L’unica responsabilità riconosciuta agli sfruttatori resterebbe dunque
quella del benessere, perché se la morte deve essere utile, la
sofferenza è inutile – e sciupa la materia prima.
Così si tacitano le coscienze, così ci si mette l’animo in pace: trattare bene i morituri è presentata come un’auspicabile pratica umana, mentre si tratta solo di un’ambigua pratica di redenzione necessaria a tutta l’umanità che ritiene imprescindibile il proprio diritto di cibarsi di altri – ma non di tutti gli altri! - animali.
Che Edoardo Stoppa esibisca stupore e si scandalizzi di fronte al
destino a cui sono stati abbandonati trentamila animali da macello non
fa che evidenziare l’ambiguità della sua presa di posizione, ammesso
che di presa di posizione si possa parlare.
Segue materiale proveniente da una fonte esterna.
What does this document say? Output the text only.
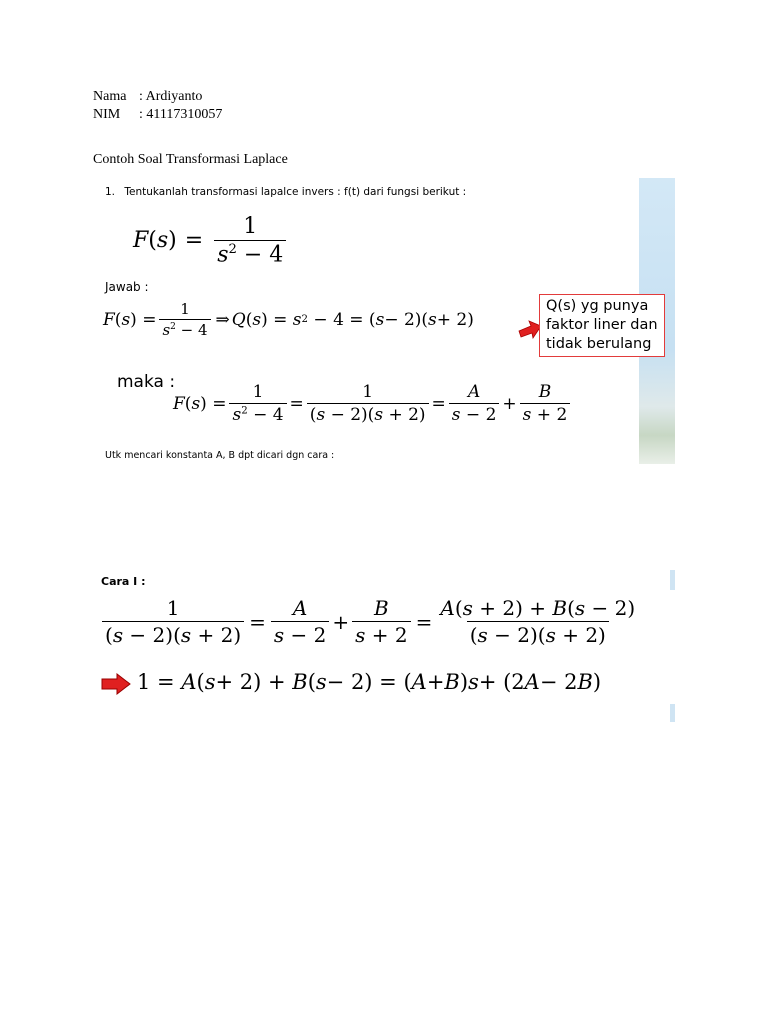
Nama : Ardiyanto
NIM	: 41117310057
Contoh Soal Transformasi Laplace
1. Tentukanlah transformasi lapalce invers : f(t) dari fungsi berikut :
F ( s ) = $\frac{1}{s^2 - 4}$
Jawab :
F ( s ) = $\frac{1}{s^2 - 4}$ ⇒ Q ( s ) = s 2 − 4 = ( s − 2)( s + 2)
Q(s) yg punya
faktor liner dan
tidak berulang
maka :
F ( s ) = $\frac{1}{s^2 - 4} = \frac{1}{(s - 2)(s + 2)} = \frac{A}{s - 2} + \frac{B}{s + 2}$
Utk mencari konstanta A, B dpt dicari dgn cara :
Cara I :
$\frac{1}{(s - 2)(s + 2)} = \frac{A}{s - 2} + \frac{B}{s + 2} = \frac{A(s + 2) + B(s - 2)}{(s - 2)(s + 2)}$
1 = A ( s + 2) + B ( s − 2) = ( A + B ) s + (2 A − 2 B )
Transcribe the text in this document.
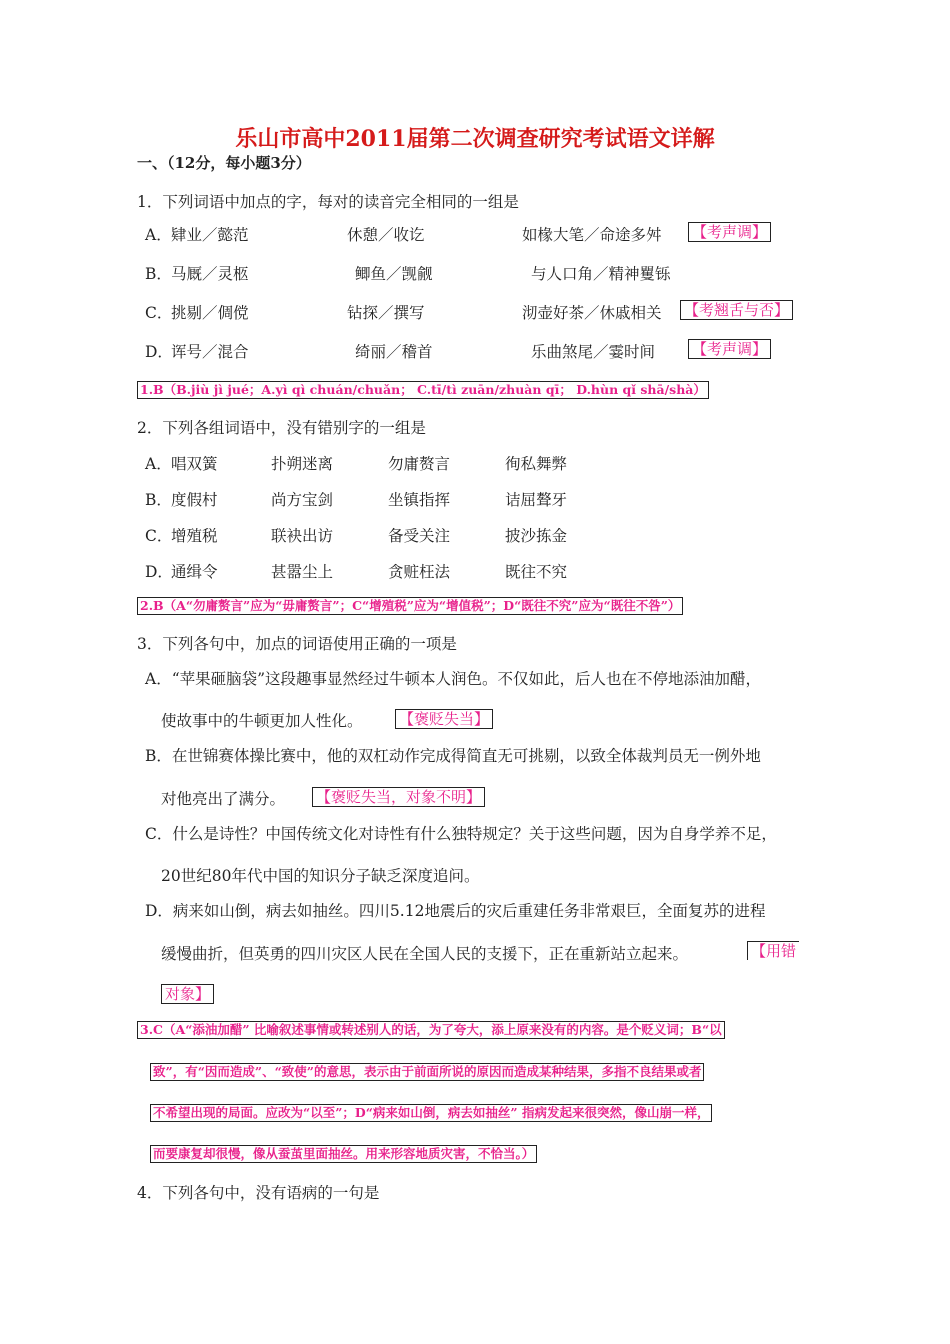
乐山市高中2011届第二次调查研究考试语文详解
一、（12分，每小题3分）
1．下列词语中加点的字，每对的读音完全相同的一组是
A． 肄业／懿范	休憩／收讫	如椽大笔／命途多舛 【考声调】
B． 马厩／灵柩	鲫鱼／觊觎	与人口角／精神矍铄
C．
挑剔／倜傥	钻探／撰写	沏壶好茶／休戚相关 【考翘舌与否】
D．
诨号／混合	绮丽／稽首	乐曲煞尾／霎时间 【考声调】
1.B（B.jiù jì jué；A.yì qì chuán/chuǎn； C.tī/tì zuān/zhuàn qī； D.hùn qǐ shā/shà）
2．下列各组词语中，没有错别字的一组是
A． 唱双簧	扑朔迷离	勿庸赘言	徇私舞弊
B． 度假村	尚方宝剑	坐镇指挥	诘屈聱牙
C．
增殖税	联袂出访	备受关注	披沙拣金
D．
通缉令	甚嚣尘上	贪赃枉法	既往不究
2.B（A“勿庸赘言”应为“毋庸赘言”；C“增殖税”应为“增值税”；D“既往不究”应为“既往不咎”）
3．下列各句中，加点的词语使用正确的一项是
A．“苹果砸脑袋”这段趣事显然经过牛顿本人润色。不仅如此，后人也在不停地添油加醋，
使故事中的牛顿更加人性化。 【褒贬失当】
B．在世锦赛体操比赛中，他的双杠动作完成得简直无可挑剔，以致全体裁判员无一例外地
对他亮出了满分。 【褒贬失当，对象不明】
C．什么是诗性？中国传统文化对诗性有什么独特规定？关于这些问题，因为自身学养不足，
20世纪80年代中国的知识分子缺乏深度追问。
D．病来如山倒，病去如抽丝。四川5.12地震后的灾后重建任务非常艰巨，全面复苏的进程
缓慢曲折，但英勇的四川灾区人民在全国人民的支援下，正在重新站立起来。	【用错
对象】
3.C（A“添油加醋” 比喻叙述事情或转述别人的话，为了夸大，添上原来没有的内容。是个贬义词；B“以
致”，有“因而造成”、“致使”的意思，表示由于前面所说的原因而造成某种结果，多指不良结果或者
不希望出现的局面。应改为“以至”；D“病来如山倒，病去如抽丝” 指病发起来很突然，像山崩一样，
而要康复却很慢，像从蚕茧里面抽丝。用来形容地质灾害，不恰当。）
4．下列各句中，没有语病的一句是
Il suo buon cuore non è molto diverso da quello dell’allevatore che trae reddito da chi vende e acquista (e manda al macello, ma tratta bene) e dell’animalista che salva il gattino e si mangia la bistecca a pranzo.
La
superficialità con cui Stoppa parla di argomenti come questo, senza
alcun approfondimento critico, mostra quanto il suo messaggio sia
ambiguo: inneggiando alla vita e alla salute di animali destinati a
diventare carne, nasconde una verità che è lampante nelle nostre
coscienze ma che non si può portare alla luce perché equivarrebbe ad
ammettere che nel piatto c’è parte di qualcuno che aveva occhi e cuore,
aveva sentimenti e provava dolore. Il fratello degli animali
preferisce fingere di non sapere che quei maiali e maialini, che
vediamo in tv all'ora di cena insieme ai nostri figli, sono teneri e
commoventi ed è una crudeltà farli soffrire, ma faranno comunque una
brutta fine: moriranno di morte violenta entro le mura di un lurido
macello, lontano dalle telecamere e dagli occhi di tutti, tra urla
strazianti e sangue rappreso, sangue dei suoi fratelli animali, sangue
di nostri fratelli non umani… ma poi, sarebbe ancora possibile dire che
il prosciutto è buono e fa bene? Ancora possibile mangiarlo? Ancora
possibile definirsi fratello degli animali?